INTENTIONALLY DEFECTIVE GRANTOR TRUSTS PROTECT ASSETS FROM ESTATE AND GIFT TAXES
- Cummins & White, LLP developed a plan to help the owner of a successful business protect more than $30 million from estate and gift taxes by creating Intentionally Defective Grantor Trusts.
- Based on its expertise in estate, gift, and income tax law, the firm created separate trusts—one for each of the owner’s children. This strategy allowed money to be moved out of the owner’s taxable estate and transferred gains to the heirs tax-free.
Cummins & White, LLP provided assistance to the owner of a multi-million dollar business when she created Intentionally Defective Grantor Trusts for her children as a way to protect her assets from estate and gift tax upon her death.

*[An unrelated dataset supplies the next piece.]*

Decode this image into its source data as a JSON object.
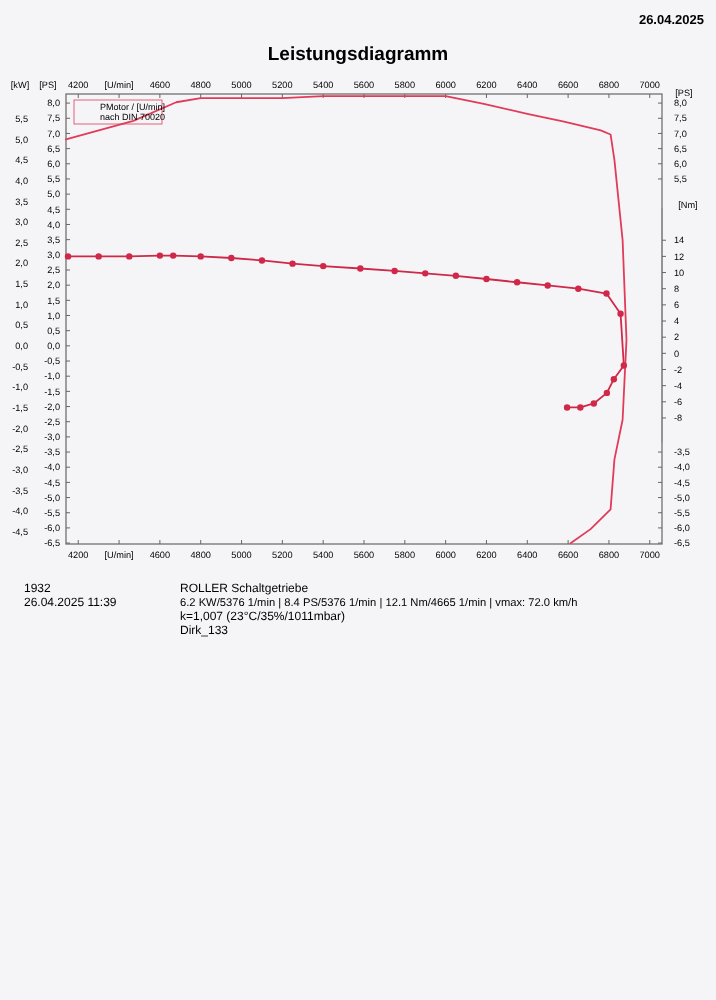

The proprietor of a mid-size manufacturing and development firm wanted to ensure that the family business would be passed to the children, and ultimately grandchildren without leaving these heirs with a sizeable tax bill.
The challenge was that the value of the business, combined with other components, was significant—close to $50 million—and that at the death of the first generation, the estate would be liable for millions of dollars in estate tax (the federal estate tax affects individual estates worth more than $3.5 million at a rate of 45%). Without proper planning, the estate would have been forced to liquidate business assets in order to pay the tax bill.
Cummins & White, developed a strategy whereby the client transferred approximately $30 million in business assets to the children (and ultimately, grandchildren) without incurring significant estate and gift tax, thereby preventing a fire sale of the business following the death of the business owner.
The Cummins & White estate planning team created Intentionally Defective Grantor Trusts, otherwise known as “IDGTs,” for each of the owner’s children. Intentionally Defective Grantor Trusts can be structured in many ways and save heirs significant estate tax. In this instance, the firm implemented a plan whereby the client loaned money to each of the trusts to buy shares of the family business (lump sum transactions). Each trust agreed to pay for the shares over 10 years, with interest payments due each year, as well as a balloon payment of principal and interest due at the end.
For income tax purposes, the transfers are considered incomplete—there was no reportable gain on the transfer of the shares to each of the trusts because the client is still considered the owner of the trusts. As dividend payments from the company are made to the trusts, the client pays income taxes due upon distribution of the dividends, the size of the taxable estate is reduced, and the benefit of this reduction is passed to the heirs without incurring any gift tax liability.
For estate and gift tax purposes, the sale of shares to each IDGT is considered complete—the value of any appreciation in the shares is not included in the taxable estate upon the client’s passing. Also, because the “sales” were considered “arms length transactions,” based upon paying appraised value, the “sales” did not count as taxable gifts, avoiding use of the $1 million lifetime gift allowance.
The end result of each transaction was the freezing of the taxable estate at its present value, thereby reducing estate tax, and the transfer of capital appreciation free from gift tax. By choosing this strategy, the owner was able to transfer the family business to the children in a tax efficient manner and prevent the liquidation of the family business upon the client’s death.
According to Robert Lamm, counsel for Cummins & White, people who are looking for high-end estate planning are growing more familiar with Intentionally Defective Grantor Trusts and other types of estate freezing techniques, such as the transfer of assets to Grantor Retained Annuity Trusts. “Our client wanted to keep the business in the family,” Mr. Lamm said. “People who have spent a lifetime building their business want their children to share in that success. Without a well thought out and executed estate plan, estate taxes would be due, and in many instances, the heirs would need to either obtain a loan or liquidate the business in order to pay the tax bill. People don’t want to liquidate their businesses just to pay taxes. This type of transfer helps families retain ownership.”